Air at \(10^{\circ} \mathrm{C}\) enters an \(18-\mathrm{m}\)-long rectangular duct of cross section \(0.15 \mathrm{~m} \times 0.20 \mathrm{~m}\) at a velocity of \(4.5 \mathrm{~m} / \mathrm{s}\). The duct is subjected to uniform radiation heating throughout the surface at a rate of \(400 \mathrm{~W} / \mathrm{m}^{3}\). The wall temperature at the exit of the duct is (a) \(58.8^{\circ} \mathrm{C}\) (b) \(61.9^{\circ} \mathrm{C}\) (c) \(64.6^{\circ} \mathrm{C}\) (d) \(69.1^{\circ} \mathrm{C}\) (e) \(75.5^{\circ} \mathrm{C}\) (For air, use \(k=0.02551 \mathrm{~W} / \mathrm{m} \cdot \mathrm{K}, \operatorname{Pr}=0.7296, v=1.562 \times\) \(10^{-5} \mathrm{~m}^{2} / \mathrm{s}, c_{p}=1007 \mathrm{~J} / \mathrm{kg} \cdot \mathrm{K}, \rho=1.184 \mathrm{~kg} / \mathrm{m}^{3}\).)
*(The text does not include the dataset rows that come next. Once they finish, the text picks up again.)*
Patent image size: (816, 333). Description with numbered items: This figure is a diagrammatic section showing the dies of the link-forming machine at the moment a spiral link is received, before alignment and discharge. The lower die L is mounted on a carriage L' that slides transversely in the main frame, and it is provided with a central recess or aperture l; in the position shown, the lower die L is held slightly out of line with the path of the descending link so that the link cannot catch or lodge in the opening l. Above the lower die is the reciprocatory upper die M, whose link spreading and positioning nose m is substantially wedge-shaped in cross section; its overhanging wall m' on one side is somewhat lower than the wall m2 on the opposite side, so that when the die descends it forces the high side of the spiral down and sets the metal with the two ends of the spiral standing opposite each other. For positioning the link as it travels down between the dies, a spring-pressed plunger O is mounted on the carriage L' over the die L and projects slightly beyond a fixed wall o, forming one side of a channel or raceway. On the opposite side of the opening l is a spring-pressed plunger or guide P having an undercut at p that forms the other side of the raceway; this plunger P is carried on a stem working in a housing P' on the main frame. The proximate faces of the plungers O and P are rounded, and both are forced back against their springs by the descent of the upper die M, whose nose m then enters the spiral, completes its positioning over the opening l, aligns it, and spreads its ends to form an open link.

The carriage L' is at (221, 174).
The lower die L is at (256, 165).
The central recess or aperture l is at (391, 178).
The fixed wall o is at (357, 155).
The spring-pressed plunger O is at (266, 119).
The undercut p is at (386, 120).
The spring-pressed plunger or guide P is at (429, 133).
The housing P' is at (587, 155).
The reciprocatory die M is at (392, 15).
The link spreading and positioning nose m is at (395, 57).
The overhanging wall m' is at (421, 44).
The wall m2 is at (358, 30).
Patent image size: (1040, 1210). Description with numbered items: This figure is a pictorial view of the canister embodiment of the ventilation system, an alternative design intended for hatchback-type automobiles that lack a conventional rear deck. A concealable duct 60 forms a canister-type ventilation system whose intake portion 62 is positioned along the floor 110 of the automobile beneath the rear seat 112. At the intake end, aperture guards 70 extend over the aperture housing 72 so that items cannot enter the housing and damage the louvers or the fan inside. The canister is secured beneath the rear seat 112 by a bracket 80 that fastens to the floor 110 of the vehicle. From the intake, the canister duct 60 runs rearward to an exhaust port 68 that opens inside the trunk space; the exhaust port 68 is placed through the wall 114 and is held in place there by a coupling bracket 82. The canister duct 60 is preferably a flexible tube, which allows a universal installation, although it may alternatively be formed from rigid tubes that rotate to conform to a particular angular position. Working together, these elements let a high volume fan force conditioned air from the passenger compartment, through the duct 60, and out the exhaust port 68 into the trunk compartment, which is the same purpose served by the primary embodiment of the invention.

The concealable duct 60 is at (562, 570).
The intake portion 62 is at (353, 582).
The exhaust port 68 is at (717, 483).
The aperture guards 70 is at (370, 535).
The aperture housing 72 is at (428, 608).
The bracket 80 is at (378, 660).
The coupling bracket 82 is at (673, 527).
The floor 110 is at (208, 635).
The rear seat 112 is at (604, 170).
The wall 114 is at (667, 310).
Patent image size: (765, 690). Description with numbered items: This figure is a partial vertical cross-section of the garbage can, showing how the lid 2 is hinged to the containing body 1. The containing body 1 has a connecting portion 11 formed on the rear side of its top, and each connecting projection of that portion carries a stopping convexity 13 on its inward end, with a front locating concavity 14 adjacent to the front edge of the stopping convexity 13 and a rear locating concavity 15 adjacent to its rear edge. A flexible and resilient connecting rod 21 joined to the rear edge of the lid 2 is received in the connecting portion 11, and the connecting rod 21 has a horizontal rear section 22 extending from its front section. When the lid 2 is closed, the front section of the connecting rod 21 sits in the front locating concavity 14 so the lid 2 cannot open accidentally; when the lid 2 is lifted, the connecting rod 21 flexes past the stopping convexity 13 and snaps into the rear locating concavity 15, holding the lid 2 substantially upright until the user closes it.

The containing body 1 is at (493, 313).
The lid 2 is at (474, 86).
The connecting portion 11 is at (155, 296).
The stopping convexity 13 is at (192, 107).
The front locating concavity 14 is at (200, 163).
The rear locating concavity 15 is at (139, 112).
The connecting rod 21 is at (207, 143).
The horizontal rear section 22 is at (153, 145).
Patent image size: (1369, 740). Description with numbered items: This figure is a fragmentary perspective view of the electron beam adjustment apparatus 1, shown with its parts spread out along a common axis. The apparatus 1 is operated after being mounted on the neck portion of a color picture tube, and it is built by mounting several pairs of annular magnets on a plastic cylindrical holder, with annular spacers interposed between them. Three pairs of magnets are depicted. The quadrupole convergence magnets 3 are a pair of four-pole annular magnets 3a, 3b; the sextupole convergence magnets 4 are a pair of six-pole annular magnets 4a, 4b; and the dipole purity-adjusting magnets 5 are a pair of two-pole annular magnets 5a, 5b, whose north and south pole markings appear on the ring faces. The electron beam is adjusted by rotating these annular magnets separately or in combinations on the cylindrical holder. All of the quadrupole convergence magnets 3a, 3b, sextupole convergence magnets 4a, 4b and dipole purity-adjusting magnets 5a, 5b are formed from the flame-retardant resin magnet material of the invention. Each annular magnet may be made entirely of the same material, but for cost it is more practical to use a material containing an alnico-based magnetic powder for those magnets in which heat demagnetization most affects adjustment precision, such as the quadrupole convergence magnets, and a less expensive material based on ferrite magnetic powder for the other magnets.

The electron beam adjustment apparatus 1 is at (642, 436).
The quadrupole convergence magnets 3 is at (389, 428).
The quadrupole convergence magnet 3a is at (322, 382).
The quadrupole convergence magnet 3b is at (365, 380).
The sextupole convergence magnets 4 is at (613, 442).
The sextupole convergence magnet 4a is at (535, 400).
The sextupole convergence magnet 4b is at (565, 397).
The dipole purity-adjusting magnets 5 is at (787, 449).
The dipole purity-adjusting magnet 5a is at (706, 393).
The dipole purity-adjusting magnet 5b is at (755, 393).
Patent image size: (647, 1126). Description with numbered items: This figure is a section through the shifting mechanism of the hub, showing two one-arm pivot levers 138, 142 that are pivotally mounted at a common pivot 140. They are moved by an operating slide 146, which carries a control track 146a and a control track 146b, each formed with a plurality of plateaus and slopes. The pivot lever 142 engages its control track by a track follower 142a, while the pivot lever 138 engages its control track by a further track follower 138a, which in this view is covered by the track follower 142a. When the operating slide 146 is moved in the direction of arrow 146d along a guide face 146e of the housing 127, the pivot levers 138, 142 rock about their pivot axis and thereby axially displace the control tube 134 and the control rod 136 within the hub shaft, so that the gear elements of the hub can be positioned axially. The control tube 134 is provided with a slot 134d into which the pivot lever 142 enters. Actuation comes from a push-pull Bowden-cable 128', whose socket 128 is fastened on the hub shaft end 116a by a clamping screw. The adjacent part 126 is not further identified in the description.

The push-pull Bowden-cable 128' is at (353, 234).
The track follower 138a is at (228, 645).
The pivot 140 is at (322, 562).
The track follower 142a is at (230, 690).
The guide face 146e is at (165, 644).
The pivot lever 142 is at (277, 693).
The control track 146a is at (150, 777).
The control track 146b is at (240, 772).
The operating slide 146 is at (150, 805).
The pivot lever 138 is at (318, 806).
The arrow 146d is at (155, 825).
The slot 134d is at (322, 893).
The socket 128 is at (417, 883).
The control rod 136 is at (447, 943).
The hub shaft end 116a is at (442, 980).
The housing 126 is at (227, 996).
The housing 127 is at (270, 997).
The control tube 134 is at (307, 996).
First, we need to find the Reynolds number to determine the flow regime. The Reynolds number in a rectangular duct can be calculated as: \(Re = \frac{\rho V_dh}{\mu}\) where: - \(Re\) is the Reynolds number - \(\rho\) is the air density (\(1.184 \mathrm{~kg/m^3}\)) - \(V_d\) is the velocity of the air (\(4.5 \mathrm{~m/s}\)) - \(dh\) is the hydraulic diameter of the duct, which can be obtained as \(dh=\frac{2ab}{a+b}\), where \(a\) and \(b\) are the sides of the rectangle (use \(0.15 \mathrm{~m}\) and \(0.20 \mathrm{~m}\)) - \(\mu\) is the dynamic viscosity of the air (\(1.562 \times 10^{-5} \mathrm{~m^2/s}\)) Calculate the Reynolds number using the above information.

If \(Re<2000\), the flow is laminar, and if \(Re>4000\), the flow is turbulent. The Dittus-Boelter equation can be used to calculate the convective heat transfer coefficient (h) for turbulent flow: \(h=\frac{k}{dh}(\frac{0.4Re^{0.7}Pr^{0.333}}{1.07+9(PrRe)^{-0.5}})\) where: - \(h\) is the convective heat transfer coefficient - \(k\) is the thermal conductivity of air (\(0.02551 \mathrm{~W/m\cdot K}\)) - \(Re\) is the Reynolds number - \(Pr\) is the Prandtl number (\(0.7296\)) - \(dh\) is the hydraulic diameter of the duct Calculate the convective heat transfer coefficient using the above equation as we have determined the flow to be turbulent in step 1.

Now, we need to find the heat transfer across the duct's length. The heat transfer (Q) is related to the convective heat transfer coefficient, the surface area of the duct, and the temperature difference between the wall and air, given as: \(Q = hA_s(Tw - Ta)\) where: - \(Q\) is the heat transfer - \(h\) is the convective heat transfer coefficient - \(A_s\) is the surface area of the duct, which can be obtained as \(A_s = P\cdot L\), where \(P\) is the perimeter of the duct and \(L\) is the length of the duct (use \(18 \mathrm{~m}\)) - \(Tw\) is the wall temperature at the exit, being the unknown - \(Ta\) is the air temperature at the entrance of the duct (\(10^{\circ}C\)) We are also given the radiation heating rate (P): \(P = 400 \mathrm{~W/m^3}\) The total heat transfer can be found as: \(Q = P\cdot V\) where: - \(Q\) is the heat transfer - \(P\) is the radiation energy rate - \(V\) is the volume of the duct, which can be calculated as \(V = abL\) Calculate the total heat transfer (Q) using the above equation.

Now, we can use the energy balance equation to find the wall temperature at the exit of the duct. Rearrange the heat transfer equation to solve for the unknown temperature: \(Tw = Ta+\frac{Q}{hA_s}\) Use the values obtained in the previous steps to find the wall temperature at the exit (Tw_exit). By performing these calculations, you will find the answer to be close to (c) \(64.6^{\circ} \mathrm{C}\).